A pragmatic, open-label randomised controlled trial with an internal pilot and 12-month follow-up with 1 : 1 web-based block randomisation stratified by age and centre.
Fifteen diabetes clinics in hospitals in England and Wales.
Patients aged 7 months to 15 years.
Continuous subsutaneous insulin infusion or MDI initiated within 14 days of diagnosis of T1D.
Data were collected at baseline and at 3, 6, 9 and 12 months using paper forms and were entered centrally. Data from glucometers and CSII were downloaded. The Health Utilities Index Mark 2 was completed at each visit and the Pediatric Quality of Life Inventory (PedsQL, diabetes module) was completed at 6 and 12 months. Costs were estimated from hospital patient administration system data.
The primary outcome was glycosylated haemoglobin (HbA1c) concentration at 12 months. The secondary outcomes were (1) HbA1c concentrations of < 48 mmol/mol, (2) severe hypoglycaemia, (3) diabetic ketoacidosis (DKA), (4) T1D- or treatment-related adverse events (AEs), (5) change in body mass index and height standard deviation score, (6) insulin requirements, (7) QoL and (8) partial remission rate. The economic outcome was the incremental cost per quality-adjusted life-year (QALY) gained.
A total of 293 participants, with a median age of 9.8 years (minimum 0.7 years, maximum 16 years), were randomised (CSII, n = 149; MDI, n = 144) between May 2011 and January 2015. Primary outcome data were available for 97% of participants (CSII, n = 143; MDI, n = 142). At 12 months, age-adjusted least mean squares HbA1c concentrations were comparable between groups: CSII, 60.9 mmol/mol [95% confidence interval (CI) 58.5 to 63.3 mmol/mol]; MDI, 58.5 mmol/mol (95% CI 56.1 to 60.9 mmol/mol); and the difference of CSII - MDI, 2.4 mmol/mol (95% CI -0.4 to 5.3 mmol/mol). For HbA1c concentrations of < 48 mmol/mol (CSII, 22/143 participants; MDI, 29/142 participants), the relative risk was 0.75 (95% CI 0.46 to 1.25), and for partial remission rates (CSII, 21/86 participants; MDI, 21/64), the relative risk was 0.74 (95% CI 0.45 to 1.24). The incidences of severe hypoglycaemia (CSII, 6/144; MDI, 2/149 participants) and DKA (CSII, 2/144 participants; MDI, 0/149 participants) were low. In total, 68 AEs (14 serious) were reported during CSII treatment and 25 AEs (eight serious) were reported during MDI treatment. Growth outcomes did not differ. The reported insulin use was higher with CSII (mean difference 0.1 unit/kg/day, 95% CI 0.0 to 0.2 unit/kg/day; p = 0.01). QoL was slightly higher for those randomised to CSII. From a NHS perspective, CSII was more expensive than MDI mean total cost (£1863, 95% CI £1620 to £2137) with no additional QALY gains (-0.006 QALYs, 95% CI -0.031 to 0.018 QALYs).
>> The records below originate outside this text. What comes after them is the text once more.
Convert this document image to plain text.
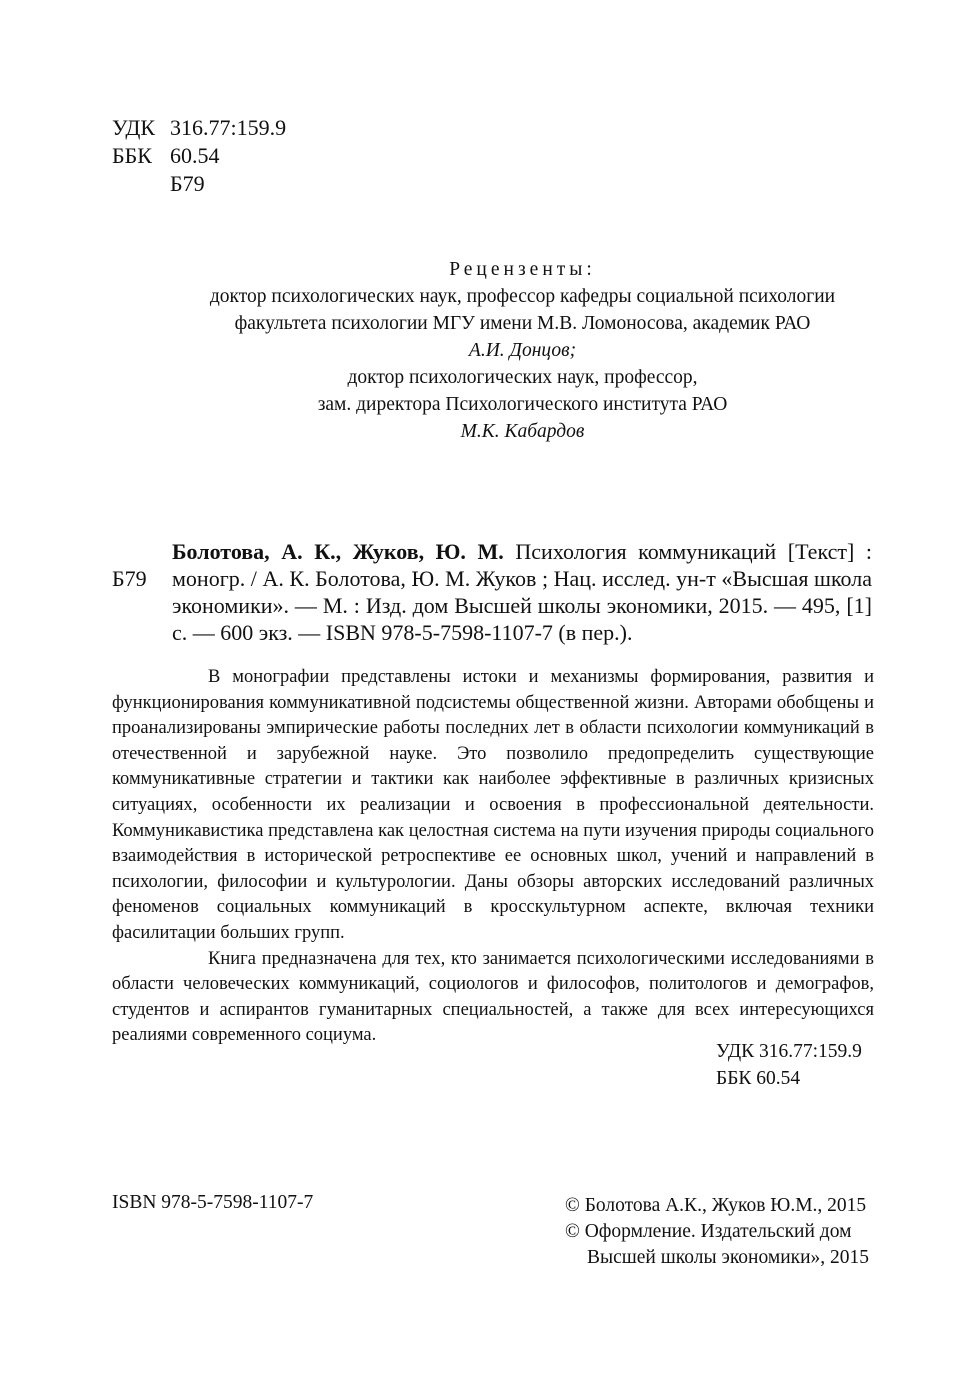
УДК 316.77:159.9
ББК 60.54
Б79
Рецензенты:
доктор психологических наук, профессор кафедры социальной психологии
факультета психологии МГУ имени М.В. Ломоносова, академик РАО
А.И. Донцов;
доктор психологических наук, профессор,
зам. директора Психологического института РАО
М.К. Кабардов
Б79
Болотова, А. К., Жуков, Ю. М. Психология коммуникаций [Текст] : моногр. / А. К. Болотова, Ю. М. Жуков ; Нац. исслед. ун-т «Высшая школа экономики». — М. : Изд. дом Высшей школы экономики, 2015. — 495, [1] с. — 600 экз. — ISBN 978-5-7598-1107-7 (в пер.).

В монографии представлены истоки и механизмы формирования, развития и функционирования коммуникативной подсистемы общественной жизни. Авторами обобщены и проанализированы эмпирические работы последних лет в области психологии коммуникаций в отечественной и зарубежной науке. Это позволило предопределить существующие коммуникативные стратегии и тактики как наиболее эффективные в различных кризисных ситуациях, особенности их реализации и освоения в профессиональной деятельности. Коммуникавистика представлена как целостная система на пути изучения природы социального взаимодействия в исторической ретроспективе ее основных школ, учений и направлений в психологии, философии и культурологии. Даны обзоры авторских исследований различных феноменов социальных коммуникаций в кросскультурном аспекте, включая техники фасилитации больших групп.

Книга предназначена для тех, кто занимается психологическими исследованиями в области человеческих коммуникаций, социологов и философов, политологов и демографов, студентов и аспирантов гуманитарных специальностей, а также для всех интересующихся реалиями современного социума.

УДК 316.77:159.9
ББК 60.54
ISBN 978-5-7598-1107-7	© Болотова А.К., Жуков Ю.М., 2015
© Оформление. Издательский дом
Высшей школы экономики», 2015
Generalisability beyond 12 months is uncertain.
No clinical benefit of CSII over MDI was identified. CSII is not a cost-effective treatment in patients representative of the study population.
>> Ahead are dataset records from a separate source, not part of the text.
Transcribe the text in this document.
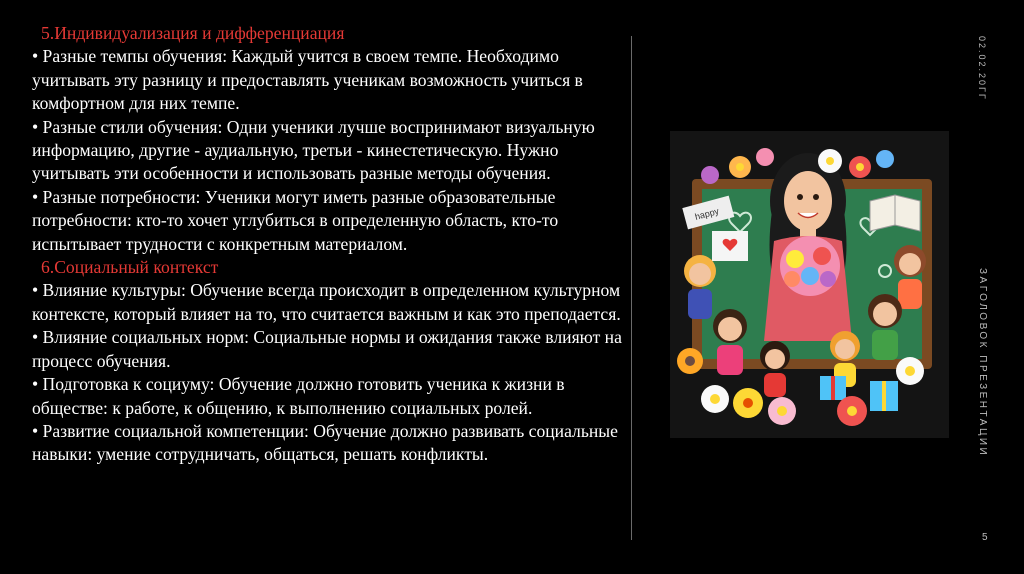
5.Индивидуализация и дифференциация
• Разные темпы обучения: Каждый учится в своем темпе. Необходимо учитывать эту разницу и предоставлять ученикам возможность учиться в комфортном для них темпе.
• Разные стили обучения: Одни ученики лучше воспринимают визуальную информацию, другие - аудиальную, третьи - кинестетическую. Нужно учитывать эти особенности и использовать разные методы обучения.
• Разные потребности: Ученики могут иметь разные образовательные потребности: кто-то хочет углубиться в определенную область, кто-то испытывает трудности с конкретным материалом.
6.Социальный контекст
• Влияние культуры: Обучение всегда происходит в определенном культурном контексте, который влияет на то, что считается важным и как это преподается.
• Влияние социальных норм: Социальные нормы и ожидания также влияют на процесс обучения.
• Подготовка к социуму: Обучение должно готовить ученика к жизни в обществе: к работе, к общению, к выполнению социальных ролей.
• Развитие социальной компетенции: Обучение должно развивать социальные навыки: умение сотрудничать, общаться, решать конфликты.
happy
02.02.20ГГ
ЗАГОЛОВОК ПРЕЗЕНТАЦИИ
5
Longer-term follow-up is required to determine if clinical outcomes diverge after 1 year. A qualitative exploration of patient and professional experiences of MDI and CSII should be considered.
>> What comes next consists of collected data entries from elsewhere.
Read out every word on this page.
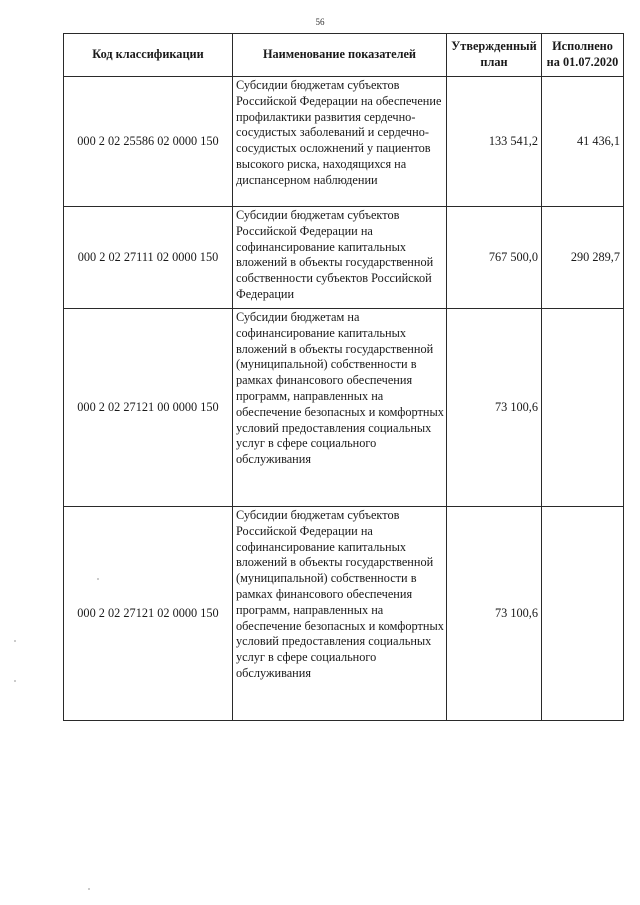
56
Код классификации	Наименование показателей	Утвержденный план	Исполнено на 01.07.2020
000 2 02 25586 02 0000 150	Субсидии бюджетам субъектов Российской Федерации на обеспечение профилактики развития сердечно-сосудистых заболеваний и сердечно-сосудистых осложнений у пациентов высокого риска, находящихся на диспансерном наблюдении	133 541,2	41 436,1
000 2 02 27111 02 0000 150	Субсидии бюджетам субъектов Российской Федерации на софинансирование капитальных вложений в объекты государственной собственности субъектов Российской Федерации	767 500,0	290 289,7
000 2 02 27121 00 0000 150	Субсидии бюджетам на софинансирование капитальных вложений в объекты государственной (муниципальной) собственности в рамках финансового обеспечения программ, направленных на обеспечение безопасных и комфортных условий предоставления социальных услуг в сфере социального обслуживания	73 100,6	
000 2 02 27121 02 0000 150	Субсидии бюджетам субъектов Российской Федерации на софинансирование капитальных вложений в объекты государственной (муниципальной) собственности в рамках финансового обеспечения программ, направленных на обеспечение безопасных и комфортных условий предоставления социальных услуг в сфере социального обслуживания	73 100,6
Current Controlled Trials ISRCTN29255275 and EudraCT 2010-023792-25.
This project was funded by the National Institute for Health Research (NIHR) Health Technology Assessment programme and will be published in full in Health Technology Assessment; Vol. 22, No. 42. See the NIHR Journals Library website for further project information. The cost of insulin pumps and consumables supplied by F. Hoffman-La Roche AG (Basel, Switzerland) for the purpose of the study were subject to a 25% discount on standard NHS costs.